I grab my crust and spoon a thin layer of pesto into the crust.  I grab my feta.  I think this is where things started to go terribly wrong…

 

I buy feta from Costco.  They have Valbreso feta, which is a high quality French feta.  Like all Costco food, they sell it in mass quantities.  I used to wrap the overflow in wax paper and store it in the fridge.  The feta would dry out (which was good for some recipes) but it would also go bad in less than a week.  Recently, I learned how to make brine for Feta.  Now my feta lasts s couple of weeks in brine.  The problem is that my feta is quite moist.  I dumped a bunch of moist feta on top of my oily wet pesto. 

 

When I have used tomatoes in quiche before, I would sauté them several minutes in pan with herbs.  This tends to make them release their liquid.  Today, I just sliced the tomatoes and gave them a quick squeeze over the sink, which I thought squeezed out a lot of seeds and liquid.
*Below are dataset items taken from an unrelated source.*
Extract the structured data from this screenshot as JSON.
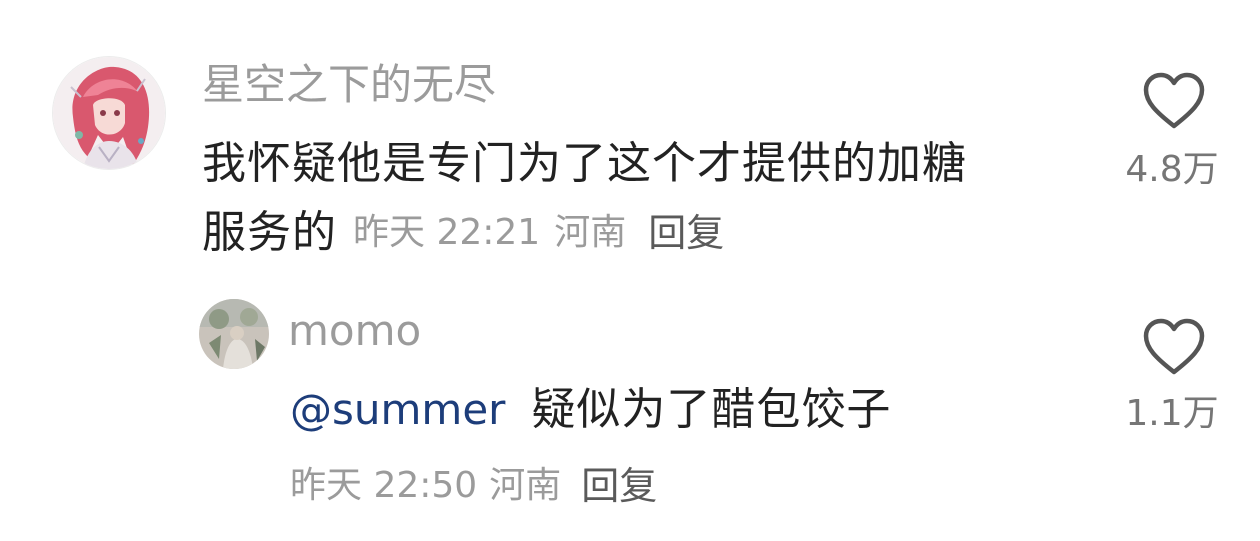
{
  "comment": {
    "username": "星空之下的无尽",
    "text_line1": "我怀疑他是专门为了这个才提供的加糖",
    "text_line2": "服务的",
    "time": "昨天 22:21",
    "location": "河南",
    "reply_label": "回复",
    "like_count": "4.8万",
    "avatar_icon": "anime-character-avatar-icon"
  },
  "reply": {
    "username": "momo",
    "mention": "@summer",
    "text": "疑似为了醋包饺子",
    "time": "昨天 22:50",
    "location": "河南",
    "reply_label": "回复",
    "like_count": "1.1万",
    "avatar_icon": "photo-avatar-icon"
  },
  "colors": {
    "username": "#9b9b9b",
    "text": "#222222",
    "mention": "#1d3d7a",
    "meta": "#9b9b9b",
    "heart_stroke": "#555555"
  }
}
I added more dollops of pesto and a little Parmesan on the tomatoes.  I then peeled my pepper, tearing it into moist strips that I topped my moist tomatoes with.  I think everything looks wonderful so I mix up my eggs and milk.  Dust the top of my creation with Hungarian paprika and pop it into a 375-degree F. oven. 

 

The quiche is to cook for 35 to 40 minutes.  I go to get it at 35 minutes.  Things are still wet.  Okay.  No big deal. This has happened before; it just needs a few more minutes.  I go back to check at 40 minutes.  The quiche still has the jiggles.  I give it 5 more minutes.  Looks great.  I take it out and let it cool a few minutes before we cut into it.  My boyfriend cuts into it and this perfect looking quiche that feels solid on the surface conceals a subterranean lake.  Oh no!  Lunch will be delayed.  I pop it back into the oven for 10 more minutes before I decide it’s had enough!  I’ve had enough!  My boyfriend has had enough!  We pull the quiche out of the oven and cut pieces from it.  They fall apart in a pool of soft runny custard.  The quiche tastes good; it just has a terrible, terrible consistency.  So dear reader:  no recipe for you.  Not yet anyway.  The quiche was perfect from the crust to the pesto.  It was jut the cheese layer on up that sucked.  I am sure it was a moisture thing so I will trade out the cheese, precook the tomato and maybe drain the roasted pepper after I shred it.  I will not be defeated!  The fantasy quiche will become a reality!!